Writing an essay on the sixties for Radio 4 and reading David Willetts' excellent book ‘The Pinch: How the baby boomers took their children’s future – and how they can give it back’, I spent some of my holiday sitting round the pool with fellow middle aged guests debating the thesis that the generation born after the second world war has exploited its demographic power to the detriment of future generations.
The general consensus seems to be this: in the sixties the baby boomers won important freedoms – from oppression and prejudice based on gender, race and sexuality - but in making the case for individual rights, the era also laid the basis for an aggressive individualism which tore up social norms and tore down social institutions without thinking responsibly about how and with what they might be replaced.
This is a huge generalisation and pretty damning of a whole generation and historical period. It misses out, for example, that as well as sex, drugs and rock and roll, the sixties was a period of huge creativity in the third sector with many of today’s major charities being established, along with whole new movements such as housing associations (today’s bureaucracies seem far removed from the grassroots self help idealism which often drove their formation).
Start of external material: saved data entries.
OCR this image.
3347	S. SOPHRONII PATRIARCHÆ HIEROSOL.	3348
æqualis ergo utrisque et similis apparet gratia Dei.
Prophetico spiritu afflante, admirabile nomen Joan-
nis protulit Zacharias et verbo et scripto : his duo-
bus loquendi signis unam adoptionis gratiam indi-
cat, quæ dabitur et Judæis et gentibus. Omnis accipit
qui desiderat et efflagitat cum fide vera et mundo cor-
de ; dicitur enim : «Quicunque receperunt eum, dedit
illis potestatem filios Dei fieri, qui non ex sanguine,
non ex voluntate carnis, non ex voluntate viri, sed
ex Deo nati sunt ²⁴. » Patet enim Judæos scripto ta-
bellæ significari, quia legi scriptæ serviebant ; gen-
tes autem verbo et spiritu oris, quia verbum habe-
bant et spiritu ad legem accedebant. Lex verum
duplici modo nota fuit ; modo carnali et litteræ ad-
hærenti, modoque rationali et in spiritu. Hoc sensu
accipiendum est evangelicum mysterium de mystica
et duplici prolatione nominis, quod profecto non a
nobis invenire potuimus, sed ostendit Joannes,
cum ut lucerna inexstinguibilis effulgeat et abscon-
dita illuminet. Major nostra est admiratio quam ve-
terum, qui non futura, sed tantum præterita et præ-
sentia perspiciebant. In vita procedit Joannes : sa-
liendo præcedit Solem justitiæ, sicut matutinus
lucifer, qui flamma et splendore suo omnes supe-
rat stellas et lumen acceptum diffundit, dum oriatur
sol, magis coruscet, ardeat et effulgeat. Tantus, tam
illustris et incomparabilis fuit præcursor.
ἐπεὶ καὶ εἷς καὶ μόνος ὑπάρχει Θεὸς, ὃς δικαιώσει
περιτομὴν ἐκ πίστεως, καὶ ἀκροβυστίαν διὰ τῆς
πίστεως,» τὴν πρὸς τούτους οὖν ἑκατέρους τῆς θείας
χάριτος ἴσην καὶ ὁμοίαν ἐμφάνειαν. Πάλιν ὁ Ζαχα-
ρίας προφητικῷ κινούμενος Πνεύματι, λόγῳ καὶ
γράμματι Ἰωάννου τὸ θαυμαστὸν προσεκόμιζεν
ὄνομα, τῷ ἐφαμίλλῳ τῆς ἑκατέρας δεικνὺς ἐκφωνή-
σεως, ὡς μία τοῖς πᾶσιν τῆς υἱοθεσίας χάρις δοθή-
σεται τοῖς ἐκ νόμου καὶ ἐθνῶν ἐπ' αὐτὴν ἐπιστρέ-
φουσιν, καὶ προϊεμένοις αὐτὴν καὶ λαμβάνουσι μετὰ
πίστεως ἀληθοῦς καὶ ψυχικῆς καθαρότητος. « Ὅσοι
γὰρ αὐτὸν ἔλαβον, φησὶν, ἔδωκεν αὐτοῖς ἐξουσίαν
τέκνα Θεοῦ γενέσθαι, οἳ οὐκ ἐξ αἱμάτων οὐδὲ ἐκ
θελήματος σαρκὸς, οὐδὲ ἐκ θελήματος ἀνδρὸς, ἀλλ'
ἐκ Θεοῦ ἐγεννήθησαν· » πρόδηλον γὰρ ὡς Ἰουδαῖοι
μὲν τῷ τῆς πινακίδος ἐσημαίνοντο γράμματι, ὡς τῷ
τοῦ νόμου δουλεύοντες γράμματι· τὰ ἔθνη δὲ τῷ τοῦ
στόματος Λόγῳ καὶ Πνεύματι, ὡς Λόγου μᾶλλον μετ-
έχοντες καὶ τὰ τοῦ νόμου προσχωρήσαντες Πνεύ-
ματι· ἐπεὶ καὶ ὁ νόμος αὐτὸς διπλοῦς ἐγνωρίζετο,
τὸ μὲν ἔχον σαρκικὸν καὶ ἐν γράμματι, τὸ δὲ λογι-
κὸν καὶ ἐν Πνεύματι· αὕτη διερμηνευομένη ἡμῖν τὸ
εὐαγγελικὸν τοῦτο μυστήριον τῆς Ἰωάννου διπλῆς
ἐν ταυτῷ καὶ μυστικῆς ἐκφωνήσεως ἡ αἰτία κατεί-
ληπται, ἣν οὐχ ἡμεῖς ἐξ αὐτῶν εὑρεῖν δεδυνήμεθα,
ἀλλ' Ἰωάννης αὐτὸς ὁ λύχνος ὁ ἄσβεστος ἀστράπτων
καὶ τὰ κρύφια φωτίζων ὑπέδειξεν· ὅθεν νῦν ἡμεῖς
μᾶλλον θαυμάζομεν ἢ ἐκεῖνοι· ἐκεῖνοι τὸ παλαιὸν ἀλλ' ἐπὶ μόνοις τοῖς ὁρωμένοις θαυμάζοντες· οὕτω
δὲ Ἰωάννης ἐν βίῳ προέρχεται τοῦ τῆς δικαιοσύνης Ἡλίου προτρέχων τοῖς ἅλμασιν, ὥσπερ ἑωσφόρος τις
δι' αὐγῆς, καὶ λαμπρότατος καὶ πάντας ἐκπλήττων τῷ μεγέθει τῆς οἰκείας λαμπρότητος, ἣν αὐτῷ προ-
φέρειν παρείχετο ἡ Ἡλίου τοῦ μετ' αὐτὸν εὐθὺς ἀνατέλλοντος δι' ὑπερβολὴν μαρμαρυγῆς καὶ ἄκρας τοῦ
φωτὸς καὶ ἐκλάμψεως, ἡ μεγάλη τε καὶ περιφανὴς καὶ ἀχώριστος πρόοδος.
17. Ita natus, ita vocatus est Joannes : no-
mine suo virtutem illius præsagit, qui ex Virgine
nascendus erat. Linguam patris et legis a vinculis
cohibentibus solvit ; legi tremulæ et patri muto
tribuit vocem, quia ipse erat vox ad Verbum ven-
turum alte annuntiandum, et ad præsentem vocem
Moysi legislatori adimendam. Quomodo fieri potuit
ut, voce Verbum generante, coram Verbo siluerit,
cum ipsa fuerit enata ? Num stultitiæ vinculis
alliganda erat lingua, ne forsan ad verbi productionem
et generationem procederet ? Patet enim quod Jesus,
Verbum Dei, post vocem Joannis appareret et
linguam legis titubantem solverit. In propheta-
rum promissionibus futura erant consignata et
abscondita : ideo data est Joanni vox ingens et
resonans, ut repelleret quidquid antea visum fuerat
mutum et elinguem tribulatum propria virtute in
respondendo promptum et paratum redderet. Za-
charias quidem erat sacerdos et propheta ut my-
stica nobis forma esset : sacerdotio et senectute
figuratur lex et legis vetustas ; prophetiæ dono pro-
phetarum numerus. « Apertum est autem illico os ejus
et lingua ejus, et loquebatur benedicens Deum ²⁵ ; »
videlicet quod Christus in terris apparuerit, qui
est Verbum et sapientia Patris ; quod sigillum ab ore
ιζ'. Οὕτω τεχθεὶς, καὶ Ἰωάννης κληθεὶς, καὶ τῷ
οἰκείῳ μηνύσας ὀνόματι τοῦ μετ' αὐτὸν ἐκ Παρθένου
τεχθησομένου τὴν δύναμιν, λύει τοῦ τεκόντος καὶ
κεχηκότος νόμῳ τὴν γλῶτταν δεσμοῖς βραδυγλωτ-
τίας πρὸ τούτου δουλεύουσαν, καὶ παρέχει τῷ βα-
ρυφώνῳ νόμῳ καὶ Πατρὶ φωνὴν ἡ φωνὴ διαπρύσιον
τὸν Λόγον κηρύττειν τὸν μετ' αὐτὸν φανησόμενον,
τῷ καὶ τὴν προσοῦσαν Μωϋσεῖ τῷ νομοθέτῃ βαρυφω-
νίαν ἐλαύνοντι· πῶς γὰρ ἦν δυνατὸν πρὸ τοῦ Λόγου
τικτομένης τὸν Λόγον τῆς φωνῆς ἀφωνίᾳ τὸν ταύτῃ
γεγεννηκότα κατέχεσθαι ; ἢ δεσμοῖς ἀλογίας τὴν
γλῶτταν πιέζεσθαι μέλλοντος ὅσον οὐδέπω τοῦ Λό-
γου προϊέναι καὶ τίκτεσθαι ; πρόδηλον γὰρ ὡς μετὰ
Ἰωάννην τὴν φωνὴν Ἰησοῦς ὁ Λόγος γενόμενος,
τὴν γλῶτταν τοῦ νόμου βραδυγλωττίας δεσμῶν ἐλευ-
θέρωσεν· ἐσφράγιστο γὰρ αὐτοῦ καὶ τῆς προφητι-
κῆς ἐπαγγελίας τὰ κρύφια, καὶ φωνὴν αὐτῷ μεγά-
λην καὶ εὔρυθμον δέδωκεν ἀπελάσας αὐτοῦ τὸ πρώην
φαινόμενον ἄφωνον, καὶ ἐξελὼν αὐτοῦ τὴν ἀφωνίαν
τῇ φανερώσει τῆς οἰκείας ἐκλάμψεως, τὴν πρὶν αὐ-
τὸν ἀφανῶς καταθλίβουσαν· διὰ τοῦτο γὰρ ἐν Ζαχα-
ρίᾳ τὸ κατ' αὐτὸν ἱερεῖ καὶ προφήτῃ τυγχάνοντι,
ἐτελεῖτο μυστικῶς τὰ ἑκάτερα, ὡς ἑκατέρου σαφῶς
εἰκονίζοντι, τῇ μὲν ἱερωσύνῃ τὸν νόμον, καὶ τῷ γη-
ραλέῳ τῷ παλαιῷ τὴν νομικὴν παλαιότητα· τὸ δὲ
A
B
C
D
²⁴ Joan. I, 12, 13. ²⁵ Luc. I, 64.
I don’t want to annoy the Radio 4 people by revealing my thesis ahead of broadcast, but anyone who attended or has watched my 2010 annual lecture won’t be surprised to hear that I focus on the kind of freedom the baby boomers seemed to want and the problems with it as a concept. Indeed there is an interesting resonance between the questioning of ideas of freedom, justice and progress which we have put at the heart of the RSA’s 21st century enlightenment idea and the themes of much of the baby boomer debate.
All of which is largely an excuse to plug the RSA Animate of my lecture which is now online. The Cognitive Media people have done another great job and although - like any author - I find it hard to see my great words edited down by nearly two thirds I am assured by several people that 11 minutes is ‘even more powerful’ (‘well, if you put it that way’) than the original thirty.